Kaya is on her own chart now.
I love you little girl. Thank you for choosing me.

8 comments:

tiffy girl said...

She will be our sunflower. Not because a sunflower looks like the sun, but because it follows the sun. During the course of the day, the head of the flower tracks the journey of the sun across the sky. Wherever light is, no matter how weak, these flowers will find it. She will show us where to find the sunshine when there isn't much light. It will be with her. I love my little sunflower. And I love you.

Shanshine said...

The love that will surround this incredible little sunflower will push the limits of how much love in one world could possibly exist. Newty his post was beautiful . Thank you for sharing this story and allowing those of us who love you and your little family an insight into your world. I love you guys and kaya k will always have a big sister looking out for her , loving her, and learning from her . Forever .

Katie said...

Beautifully put, Paul. I want to forward it to my brother and his wife who have a daughter with an unknown genetic disorder. No tests have been able to give a name for their daughter's delays, but she is so full of love.
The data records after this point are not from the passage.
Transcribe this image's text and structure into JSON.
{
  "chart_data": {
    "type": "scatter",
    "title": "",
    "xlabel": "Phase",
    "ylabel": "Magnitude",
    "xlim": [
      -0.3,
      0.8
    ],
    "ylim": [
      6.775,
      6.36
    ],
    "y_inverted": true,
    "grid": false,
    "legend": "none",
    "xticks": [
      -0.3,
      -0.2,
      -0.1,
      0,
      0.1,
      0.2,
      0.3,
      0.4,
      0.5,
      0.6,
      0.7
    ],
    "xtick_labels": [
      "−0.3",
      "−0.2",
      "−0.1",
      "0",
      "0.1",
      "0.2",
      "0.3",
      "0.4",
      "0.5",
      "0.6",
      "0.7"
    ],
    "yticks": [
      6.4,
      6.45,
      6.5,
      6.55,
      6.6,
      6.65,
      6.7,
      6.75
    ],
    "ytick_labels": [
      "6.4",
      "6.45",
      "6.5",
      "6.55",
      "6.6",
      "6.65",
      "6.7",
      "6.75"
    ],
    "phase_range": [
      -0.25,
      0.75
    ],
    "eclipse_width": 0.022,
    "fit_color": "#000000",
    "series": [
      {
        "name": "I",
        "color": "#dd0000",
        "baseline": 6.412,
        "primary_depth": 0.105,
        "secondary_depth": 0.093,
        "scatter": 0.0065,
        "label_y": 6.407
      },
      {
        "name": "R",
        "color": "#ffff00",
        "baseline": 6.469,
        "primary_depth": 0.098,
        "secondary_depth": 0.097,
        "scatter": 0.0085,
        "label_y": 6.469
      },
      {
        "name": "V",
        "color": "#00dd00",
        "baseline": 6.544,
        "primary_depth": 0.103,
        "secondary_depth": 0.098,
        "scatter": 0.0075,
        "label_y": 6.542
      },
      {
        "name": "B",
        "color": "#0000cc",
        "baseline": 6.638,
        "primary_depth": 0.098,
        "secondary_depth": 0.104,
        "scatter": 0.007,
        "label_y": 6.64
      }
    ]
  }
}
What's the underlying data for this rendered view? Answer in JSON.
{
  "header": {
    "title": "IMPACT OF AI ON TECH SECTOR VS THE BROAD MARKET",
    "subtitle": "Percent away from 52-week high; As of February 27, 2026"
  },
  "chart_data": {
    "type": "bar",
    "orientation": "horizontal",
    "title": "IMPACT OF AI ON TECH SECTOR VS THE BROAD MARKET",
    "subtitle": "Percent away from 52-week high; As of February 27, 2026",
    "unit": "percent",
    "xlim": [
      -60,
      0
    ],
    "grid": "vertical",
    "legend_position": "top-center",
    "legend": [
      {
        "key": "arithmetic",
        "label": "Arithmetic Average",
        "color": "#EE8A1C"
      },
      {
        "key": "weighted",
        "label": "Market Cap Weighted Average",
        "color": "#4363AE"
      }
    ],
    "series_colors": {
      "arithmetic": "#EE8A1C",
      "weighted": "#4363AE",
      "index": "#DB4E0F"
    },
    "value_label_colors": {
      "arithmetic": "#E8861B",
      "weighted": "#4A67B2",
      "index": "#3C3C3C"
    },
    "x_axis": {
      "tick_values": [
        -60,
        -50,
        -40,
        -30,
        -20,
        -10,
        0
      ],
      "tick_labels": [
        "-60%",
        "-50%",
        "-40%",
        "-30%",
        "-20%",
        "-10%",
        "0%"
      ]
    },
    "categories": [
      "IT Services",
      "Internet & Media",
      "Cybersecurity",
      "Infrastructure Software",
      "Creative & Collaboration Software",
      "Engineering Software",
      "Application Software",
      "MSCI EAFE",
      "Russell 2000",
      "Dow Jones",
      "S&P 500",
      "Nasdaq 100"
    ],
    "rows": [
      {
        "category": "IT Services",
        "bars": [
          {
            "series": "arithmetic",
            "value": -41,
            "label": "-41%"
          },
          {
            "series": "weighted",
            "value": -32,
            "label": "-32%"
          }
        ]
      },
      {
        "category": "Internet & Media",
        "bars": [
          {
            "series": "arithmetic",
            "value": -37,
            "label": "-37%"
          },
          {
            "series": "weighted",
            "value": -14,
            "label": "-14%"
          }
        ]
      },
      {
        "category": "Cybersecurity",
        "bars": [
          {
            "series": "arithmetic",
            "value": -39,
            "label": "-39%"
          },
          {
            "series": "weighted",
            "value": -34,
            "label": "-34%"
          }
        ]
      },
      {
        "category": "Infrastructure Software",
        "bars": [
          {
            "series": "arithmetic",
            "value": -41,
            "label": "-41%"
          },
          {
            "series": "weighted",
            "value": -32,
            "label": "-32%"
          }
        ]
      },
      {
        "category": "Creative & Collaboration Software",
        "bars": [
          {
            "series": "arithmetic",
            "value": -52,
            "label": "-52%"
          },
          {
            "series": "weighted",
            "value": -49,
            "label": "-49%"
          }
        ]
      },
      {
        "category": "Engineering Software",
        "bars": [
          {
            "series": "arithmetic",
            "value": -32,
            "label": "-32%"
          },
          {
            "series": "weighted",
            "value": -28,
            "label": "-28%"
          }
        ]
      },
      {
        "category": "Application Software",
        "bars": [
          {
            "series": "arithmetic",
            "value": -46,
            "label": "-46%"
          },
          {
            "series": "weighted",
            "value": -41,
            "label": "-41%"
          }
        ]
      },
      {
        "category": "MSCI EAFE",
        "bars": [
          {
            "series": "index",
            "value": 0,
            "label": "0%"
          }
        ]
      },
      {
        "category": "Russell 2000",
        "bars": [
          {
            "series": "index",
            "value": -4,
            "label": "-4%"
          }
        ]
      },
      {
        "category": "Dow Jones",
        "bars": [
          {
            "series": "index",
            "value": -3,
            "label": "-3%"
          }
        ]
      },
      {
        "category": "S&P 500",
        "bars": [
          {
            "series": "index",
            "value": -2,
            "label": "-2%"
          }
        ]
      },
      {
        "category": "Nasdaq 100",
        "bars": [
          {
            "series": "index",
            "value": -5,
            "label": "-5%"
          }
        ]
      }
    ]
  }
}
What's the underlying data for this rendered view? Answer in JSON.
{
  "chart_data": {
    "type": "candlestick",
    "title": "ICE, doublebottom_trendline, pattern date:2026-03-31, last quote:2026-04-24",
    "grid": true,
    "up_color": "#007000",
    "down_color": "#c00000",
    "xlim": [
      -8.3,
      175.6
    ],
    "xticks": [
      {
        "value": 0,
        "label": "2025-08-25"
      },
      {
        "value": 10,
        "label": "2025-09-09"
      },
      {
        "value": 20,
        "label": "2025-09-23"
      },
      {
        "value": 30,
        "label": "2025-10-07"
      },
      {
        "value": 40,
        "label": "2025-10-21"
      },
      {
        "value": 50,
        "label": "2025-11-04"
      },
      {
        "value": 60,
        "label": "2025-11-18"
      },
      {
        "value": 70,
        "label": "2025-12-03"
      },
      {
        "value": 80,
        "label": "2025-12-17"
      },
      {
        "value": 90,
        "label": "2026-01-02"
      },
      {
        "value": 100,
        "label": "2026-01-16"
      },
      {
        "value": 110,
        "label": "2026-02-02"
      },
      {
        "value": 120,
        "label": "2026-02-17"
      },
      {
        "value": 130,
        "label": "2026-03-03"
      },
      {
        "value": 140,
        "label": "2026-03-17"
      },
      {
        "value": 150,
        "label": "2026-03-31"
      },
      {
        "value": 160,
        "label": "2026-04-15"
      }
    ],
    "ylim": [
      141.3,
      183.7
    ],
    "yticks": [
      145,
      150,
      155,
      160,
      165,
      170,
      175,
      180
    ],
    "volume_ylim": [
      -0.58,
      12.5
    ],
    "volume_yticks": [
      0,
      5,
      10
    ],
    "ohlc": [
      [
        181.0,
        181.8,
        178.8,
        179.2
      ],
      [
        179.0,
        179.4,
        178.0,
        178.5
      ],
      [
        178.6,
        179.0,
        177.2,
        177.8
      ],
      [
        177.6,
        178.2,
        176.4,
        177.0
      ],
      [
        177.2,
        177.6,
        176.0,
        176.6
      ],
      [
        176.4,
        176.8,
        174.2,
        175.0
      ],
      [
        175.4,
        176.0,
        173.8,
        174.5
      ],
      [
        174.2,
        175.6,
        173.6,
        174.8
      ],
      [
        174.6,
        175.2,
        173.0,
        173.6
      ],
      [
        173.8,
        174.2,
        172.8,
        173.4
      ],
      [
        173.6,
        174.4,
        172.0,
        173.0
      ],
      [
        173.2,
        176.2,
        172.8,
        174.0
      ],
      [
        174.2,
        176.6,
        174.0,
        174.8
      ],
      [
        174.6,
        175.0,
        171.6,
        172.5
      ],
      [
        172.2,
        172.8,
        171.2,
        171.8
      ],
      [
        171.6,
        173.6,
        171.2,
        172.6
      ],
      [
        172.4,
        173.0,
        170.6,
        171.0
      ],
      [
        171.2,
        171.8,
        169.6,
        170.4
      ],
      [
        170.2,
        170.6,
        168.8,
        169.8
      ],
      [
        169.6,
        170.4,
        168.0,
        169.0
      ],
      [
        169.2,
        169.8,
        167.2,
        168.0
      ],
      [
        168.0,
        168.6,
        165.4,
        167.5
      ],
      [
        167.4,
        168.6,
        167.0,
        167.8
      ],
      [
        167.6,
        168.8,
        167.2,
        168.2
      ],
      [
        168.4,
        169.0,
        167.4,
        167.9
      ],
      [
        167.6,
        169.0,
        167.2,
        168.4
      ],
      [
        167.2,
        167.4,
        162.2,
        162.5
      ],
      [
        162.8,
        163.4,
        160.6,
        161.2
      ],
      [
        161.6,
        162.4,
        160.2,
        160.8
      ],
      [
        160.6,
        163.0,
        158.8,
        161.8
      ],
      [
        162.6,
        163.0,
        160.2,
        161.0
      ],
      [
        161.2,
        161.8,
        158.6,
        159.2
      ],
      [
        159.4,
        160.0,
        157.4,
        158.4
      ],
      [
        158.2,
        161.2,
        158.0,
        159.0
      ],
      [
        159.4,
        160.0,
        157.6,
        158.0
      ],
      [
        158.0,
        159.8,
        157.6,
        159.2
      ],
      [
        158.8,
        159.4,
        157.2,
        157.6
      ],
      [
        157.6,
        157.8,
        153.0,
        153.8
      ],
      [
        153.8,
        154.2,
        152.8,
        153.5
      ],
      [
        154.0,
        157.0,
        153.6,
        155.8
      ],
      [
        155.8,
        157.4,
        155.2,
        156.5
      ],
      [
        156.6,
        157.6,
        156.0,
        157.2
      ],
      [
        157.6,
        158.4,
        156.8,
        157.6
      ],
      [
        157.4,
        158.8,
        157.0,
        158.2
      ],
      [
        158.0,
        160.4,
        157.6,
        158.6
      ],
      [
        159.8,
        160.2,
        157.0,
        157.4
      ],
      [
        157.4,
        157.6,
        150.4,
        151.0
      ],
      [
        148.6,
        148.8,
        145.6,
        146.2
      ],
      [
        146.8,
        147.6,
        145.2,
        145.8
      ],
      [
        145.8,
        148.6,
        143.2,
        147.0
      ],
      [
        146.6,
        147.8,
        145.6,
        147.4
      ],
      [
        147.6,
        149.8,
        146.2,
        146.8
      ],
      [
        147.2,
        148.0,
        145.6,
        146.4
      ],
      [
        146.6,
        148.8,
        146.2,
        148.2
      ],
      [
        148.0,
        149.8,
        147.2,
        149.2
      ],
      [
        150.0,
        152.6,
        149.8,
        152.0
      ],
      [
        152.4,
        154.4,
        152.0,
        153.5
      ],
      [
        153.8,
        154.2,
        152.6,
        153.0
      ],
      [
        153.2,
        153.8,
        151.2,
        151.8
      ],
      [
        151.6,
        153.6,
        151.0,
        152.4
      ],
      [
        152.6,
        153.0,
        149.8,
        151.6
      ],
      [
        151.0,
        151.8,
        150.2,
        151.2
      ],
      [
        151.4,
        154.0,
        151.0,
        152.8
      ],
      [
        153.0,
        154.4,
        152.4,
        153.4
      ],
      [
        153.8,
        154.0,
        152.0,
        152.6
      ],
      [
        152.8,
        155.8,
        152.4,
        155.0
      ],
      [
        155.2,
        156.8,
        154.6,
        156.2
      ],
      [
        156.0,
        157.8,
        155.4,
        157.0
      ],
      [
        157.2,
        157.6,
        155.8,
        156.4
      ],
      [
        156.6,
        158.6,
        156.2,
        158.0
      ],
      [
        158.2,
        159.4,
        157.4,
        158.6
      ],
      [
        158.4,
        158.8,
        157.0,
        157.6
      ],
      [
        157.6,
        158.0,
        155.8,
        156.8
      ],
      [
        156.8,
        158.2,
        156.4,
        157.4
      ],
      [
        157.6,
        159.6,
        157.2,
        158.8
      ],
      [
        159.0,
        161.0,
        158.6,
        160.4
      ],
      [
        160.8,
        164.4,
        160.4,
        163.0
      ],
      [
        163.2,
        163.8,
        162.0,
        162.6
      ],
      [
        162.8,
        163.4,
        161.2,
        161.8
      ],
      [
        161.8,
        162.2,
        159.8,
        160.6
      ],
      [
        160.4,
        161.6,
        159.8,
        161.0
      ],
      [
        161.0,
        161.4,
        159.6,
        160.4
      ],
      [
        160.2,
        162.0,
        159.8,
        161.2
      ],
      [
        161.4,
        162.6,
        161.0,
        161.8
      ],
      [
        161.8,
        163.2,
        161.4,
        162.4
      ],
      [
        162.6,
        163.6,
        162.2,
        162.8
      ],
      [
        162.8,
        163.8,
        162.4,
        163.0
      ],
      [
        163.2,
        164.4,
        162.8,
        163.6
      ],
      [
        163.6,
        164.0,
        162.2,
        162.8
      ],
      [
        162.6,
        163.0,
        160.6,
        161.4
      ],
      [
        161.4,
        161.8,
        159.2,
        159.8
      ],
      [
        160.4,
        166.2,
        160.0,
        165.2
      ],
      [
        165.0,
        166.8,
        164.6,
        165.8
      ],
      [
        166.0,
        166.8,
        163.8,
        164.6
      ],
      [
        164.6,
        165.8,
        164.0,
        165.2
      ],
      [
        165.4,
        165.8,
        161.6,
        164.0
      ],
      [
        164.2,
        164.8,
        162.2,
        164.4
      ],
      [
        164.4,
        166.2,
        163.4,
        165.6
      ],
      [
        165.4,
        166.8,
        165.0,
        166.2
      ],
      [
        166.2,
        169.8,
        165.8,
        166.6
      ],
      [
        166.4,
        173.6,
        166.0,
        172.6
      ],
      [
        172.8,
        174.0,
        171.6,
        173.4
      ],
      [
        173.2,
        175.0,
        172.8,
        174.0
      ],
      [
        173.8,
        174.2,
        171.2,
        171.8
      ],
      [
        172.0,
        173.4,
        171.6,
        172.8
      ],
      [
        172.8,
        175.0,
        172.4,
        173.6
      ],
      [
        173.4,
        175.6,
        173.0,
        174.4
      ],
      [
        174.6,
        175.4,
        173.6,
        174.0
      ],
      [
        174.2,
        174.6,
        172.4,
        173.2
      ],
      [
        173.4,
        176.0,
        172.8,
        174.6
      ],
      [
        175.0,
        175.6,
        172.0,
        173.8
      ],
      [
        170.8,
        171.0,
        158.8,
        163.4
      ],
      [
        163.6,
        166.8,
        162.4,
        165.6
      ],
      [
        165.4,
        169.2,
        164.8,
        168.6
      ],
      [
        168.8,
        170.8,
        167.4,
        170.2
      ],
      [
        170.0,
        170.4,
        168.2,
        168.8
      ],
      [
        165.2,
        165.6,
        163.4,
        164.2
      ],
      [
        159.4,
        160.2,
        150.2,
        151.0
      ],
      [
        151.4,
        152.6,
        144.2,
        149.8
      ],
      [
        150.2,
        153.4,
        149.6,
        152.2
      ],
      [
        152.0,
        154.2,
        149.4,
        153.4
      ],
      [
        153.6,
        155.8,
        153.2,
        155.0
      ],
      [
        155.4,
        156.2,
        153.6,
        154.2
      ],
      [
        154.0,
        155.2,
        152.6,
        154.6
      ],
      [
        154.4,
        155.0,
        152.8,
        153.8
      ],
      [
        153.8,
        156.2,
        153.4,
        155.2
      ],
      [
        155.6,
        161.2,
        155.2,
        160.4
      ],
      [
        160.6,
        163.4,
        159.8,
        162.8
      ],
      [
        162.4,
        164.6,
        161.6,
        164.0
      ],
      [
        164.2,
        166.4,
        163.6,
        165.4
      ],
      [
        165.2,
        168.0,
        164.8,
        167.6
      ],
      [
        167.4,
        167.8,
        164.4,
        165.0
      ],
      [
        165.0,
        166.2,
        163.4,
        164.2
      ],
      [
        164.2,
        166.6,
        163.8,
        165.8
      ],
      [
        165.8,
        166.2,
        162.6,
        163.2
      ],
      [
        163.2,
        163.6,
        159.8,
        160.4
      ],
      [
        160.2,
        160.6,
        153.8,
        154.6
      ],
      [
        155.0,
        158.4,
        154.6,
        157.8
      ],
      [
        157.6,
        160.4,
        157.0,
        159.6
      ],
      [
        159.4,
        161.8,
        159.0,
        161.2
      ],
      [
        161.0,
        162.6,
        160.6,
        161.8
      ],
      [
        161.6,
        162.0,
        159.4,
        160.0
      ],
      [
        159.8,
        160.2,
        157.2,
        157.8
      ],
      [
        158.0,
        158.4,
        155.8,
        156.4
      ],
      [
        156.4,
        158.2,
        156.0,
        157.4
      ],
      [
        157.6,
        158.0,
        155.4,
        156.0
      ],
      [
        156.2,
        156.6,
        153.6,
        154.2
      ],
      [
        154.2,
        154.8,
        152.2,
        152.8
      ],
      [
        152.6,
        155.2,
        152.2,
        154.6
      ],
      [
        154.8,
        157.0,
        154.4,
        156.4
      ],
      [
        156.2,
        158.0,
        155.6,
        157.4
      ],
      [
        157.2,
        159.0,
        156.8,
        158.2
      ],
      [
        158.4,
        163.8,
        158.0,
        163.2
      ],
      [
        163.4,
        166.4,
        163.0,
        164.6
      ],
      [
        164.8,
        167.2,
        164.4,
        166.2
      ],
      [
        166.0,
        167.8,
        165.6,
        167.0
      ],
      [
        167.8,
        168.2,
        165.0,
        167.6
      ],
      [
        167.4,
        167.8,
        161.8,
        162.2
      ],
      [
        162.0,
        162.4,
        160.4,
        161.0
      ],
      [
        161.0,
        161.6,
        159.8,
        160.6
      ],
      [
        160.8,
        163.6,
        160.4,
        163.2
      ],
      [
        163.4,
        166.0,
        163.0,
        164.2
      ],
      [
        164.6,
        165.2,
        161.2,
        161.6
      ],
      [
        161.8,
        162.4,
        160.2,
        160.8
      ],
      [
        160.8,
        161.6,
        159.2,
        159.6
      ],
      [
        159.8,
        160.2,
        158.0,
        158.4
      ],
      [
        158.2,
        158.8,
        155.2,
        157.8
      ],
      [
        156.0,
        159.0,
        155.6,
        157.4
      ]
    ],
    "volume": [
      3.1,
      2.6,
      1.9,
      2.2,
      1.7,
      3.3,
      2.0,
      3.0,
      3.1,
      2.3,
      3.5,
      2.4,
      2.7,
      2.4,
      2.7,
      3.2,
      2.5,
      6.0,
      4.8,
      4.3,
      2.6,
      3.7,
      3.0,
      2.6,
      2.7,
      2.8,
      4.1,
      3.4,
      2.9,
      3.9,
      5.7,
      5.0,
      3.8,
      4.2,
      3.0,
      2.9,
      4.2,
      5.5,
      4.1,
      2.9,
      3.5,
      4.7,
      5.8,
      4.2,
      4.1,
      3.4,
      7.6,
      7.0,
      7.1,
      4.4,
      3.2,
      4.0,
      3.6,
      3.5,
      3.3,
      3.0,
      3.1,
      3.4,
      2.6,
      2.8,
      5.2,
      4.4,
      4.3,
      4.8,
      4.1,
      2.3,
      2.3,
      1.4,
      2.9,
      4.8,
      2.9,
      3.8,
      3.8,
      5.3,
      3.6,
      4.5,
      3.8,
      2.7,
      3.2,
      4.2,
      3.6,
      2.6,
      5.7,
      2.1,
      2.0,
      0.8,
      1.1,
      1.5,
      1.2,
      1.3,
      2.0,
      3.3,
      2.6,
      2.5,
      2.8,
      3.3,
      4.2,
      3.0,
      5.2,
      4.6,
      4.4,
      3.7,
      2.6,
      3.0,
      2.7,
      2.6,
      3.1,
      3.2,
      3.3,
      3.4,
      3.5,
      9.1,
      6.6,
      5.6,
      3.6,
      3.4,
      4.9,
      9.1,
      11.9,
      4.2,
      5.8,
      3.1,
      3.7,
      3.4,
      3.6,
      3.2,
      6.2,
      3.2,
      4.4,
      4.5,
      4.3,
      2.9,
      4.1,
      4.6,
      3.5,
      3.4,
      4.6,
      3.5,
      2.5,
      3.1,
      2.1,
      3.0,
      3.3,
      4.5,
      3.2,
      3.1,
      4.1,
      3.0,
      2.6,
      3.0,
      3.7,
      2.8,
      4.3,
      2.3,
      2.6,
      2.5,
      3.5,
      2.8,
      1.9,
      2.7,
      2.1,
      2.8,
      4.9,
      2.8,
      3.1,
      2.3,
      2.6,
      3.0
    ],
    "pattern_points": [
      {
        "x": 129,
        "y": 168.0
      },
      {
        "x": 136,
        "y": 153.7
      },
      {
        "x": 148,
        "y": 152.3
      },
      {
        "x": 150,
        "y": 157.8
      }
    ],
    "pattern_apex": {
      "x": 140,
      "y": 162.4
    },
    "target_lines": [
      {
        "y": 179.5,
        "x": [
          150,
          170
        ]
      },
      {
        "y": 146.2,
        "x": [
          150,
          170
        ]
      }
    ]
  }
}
Always wants to hug you and smile at you. She brings joy to people everywhere she goes and so will Kaya.

Jenny said...

When Tiff first posted about Kaya your mom commented and I couldn't help but think that Kaya has come to the most - the word that comes to mind is loyal- the most loyal family I know. I don't know a family who sticks together and loves each other better than the Newtons. Good choice Kaya K!

Grandma Nancy said...

Pauly, you and Tiff are killing me with these post. The people I work with think I have lost my mind, because I just sit here and blubber like a girl.
Jenny, that was a sweet comment you made about our family. Thank you. Miss Peanut did make a good choice and I don't think we could love anything more than her. We are just going to enjoy each and every new milestone she completes. Love you baby girl!!!

auntpittypat said...

Pauly Wog,
Your little girl might have a diease attached to her name, but she is anything but that! when I see Peanut, I see a little girl who is happy and learning new things. I see a little girl who is loved and who will thrive under that love. I see a special family, from good parents, loving grandparents, big brothers, and a Papa Murdock who were chosen to help this sweet little girl have an extraordinary stay on this earth. Know you are in my prayers, and that we love you! Thank you for sharing the feelings of your heart. Love Aunt Pitty Pat

michelle said...

Loved it! She will be trying at times , but just remember the golden ticket she carries with her! The way I think of it we are the ones that lack something not her. She is soooo beautiful and we will always be here if needed, You know that so does tiff. So lean on us, if you need to cry, a break, me to curl her hair. we are here indefeintley Lv you guys -M O i think i spelt that wrong o well!

Alan said...

Thanks for your post Paul. When Kaya K wants to learn ballet I have a girl that would love to teach her. If you need babysiters all three of my girls are good at that.